Earlier stage cancers such as stage I and II are more likely to be cured than more advanced stages with larger tumors and cancers that have spread to local lymph nodes. With the use of radiation and chemotherapy, known as combined modality therapy (CMT), even some patients with spread to the lymph nodes will have good results. Using combined modality therapy, the anal sphincter can be preserved in a majority of patients with acceptable side effects and toxicity and very low treatment-related deaths. Recognized adverse prognostic factors include tumors located in the anal canal as opposed to anal margin or perianal skin cancers, locally advanced tumors including tumors greater than 5 cm (T3), tumors of any size that invade adjacent organ such as the vagina, urethra, or bladder (T4), lymph node involvement, and probably being HIV-positive, particularly for patients with CD4 lymphocyte counts under 200.

The goal of CMT is to eradicate the tumor and still preserve the anus. Many patients achieve good results and don't require a colostomy (a surgical procedure in which the large intestine is brought out through a hole in the lower abdomen known as a stoma and covered with a plastic bag). The effectiveness of treatment is often evaluated by a term known as colostomy-free survival, which means the percentage of patients treated with CMT who never required a colostomy. Overall survival is another way of evaluating the effectiveness and refers to the percentage of patients treated who survived the treatment and did not die for other reasons, such as advanced HIV infection or an automobile accident or heart attack for example. Sometimes this is reported as the percentage of people treated who are alive 5 years after treatment, which is known as 5-year survival.

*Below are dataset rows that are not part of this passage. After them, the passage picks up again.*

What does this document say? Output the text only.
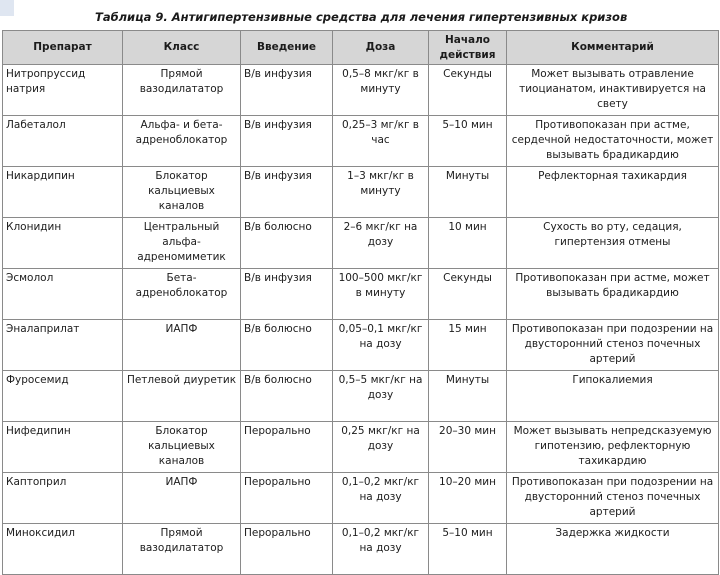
Таблица 9. Антигипертензивные средства для лечения гипертензивных кризов
Препарат	Класс	Введение	Доза	Начало действия	Комментарий
Нитропруссид натрия	Прямой вазодилататор	В/в инфузия	0,5–8 мкг/кг в минуту	Секунды	Может вызывать отравление тиоцианатом, инактивируется на свету
Лабеталол	Альфа- и бета-адреноблокатор	В/в инфузия	0,25–3 мг/кг в час	5–10 мин	Противопоказан при астме, сердечной недостаточности, может вызывать брадикардию
Никардипин	Блокатор кальциевых каналов	В/в инфузия	1–3 мкг/кг в минуту	Минуты	Рефлекторная тахикардия
Клонидин	Центральный альфа-адреномиметик	В/в болюсно	2–6 мкг/кг на дозу	10 мин	Сухость во рту, седация, гипертензия отмены
Эсмолол	Бета-адреноблокатор	В/в инфузия	100–500 мкг/кг в минуту	Секунды	Противопоказан при астме, может вызывать брадикардию
Эналаприлат	ИАПФ	В/в болюсно	0,05–0,1 мкг/кг на дозу	15 мин	Противопоказан при подозрении на двусторонний стеноз почечных артерий
Фуросемид	Петлевой диуретик	В/в болюсно	0,5–5 мкг/кг на дозу	Минуты	Гипокалиемия
Нифедипин	Блокатор кальциевых каналов	Перорально	0,25 мкг/кг на дозу	20–30 мин	Может вызывать непредсказуемую гипотензию, рефлекторную тахикардию
Каптоприл	ИАПФ	Перорально	0,1–0,2 мкг/кг на дозу	10–20 мин	Противопоказан при подозрении на двусторонний стеноз почечных артерий
Миноксидил	Прямой вазодилататор	Перорально	0,1–0,2 мкг/кг на дозу	5–10 мин	Задержка жидкости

Up to 90% of patients present with local disease without distant metastases. In cases where the therapy is not completely effective, the cancer may return or grow back in the original site, which is known as a local recurrence and the percentage of patients treated who recur locally is known as the local failure rate. Most local recurrences tend to occur within the first 2 years after completing therapy. When local recurrences occur after CMT, then an operation known as an abdominoperineal resection (APR) with placement of a permanent colostomy is performed and approximately 50% of patients will be cured with this additional operation.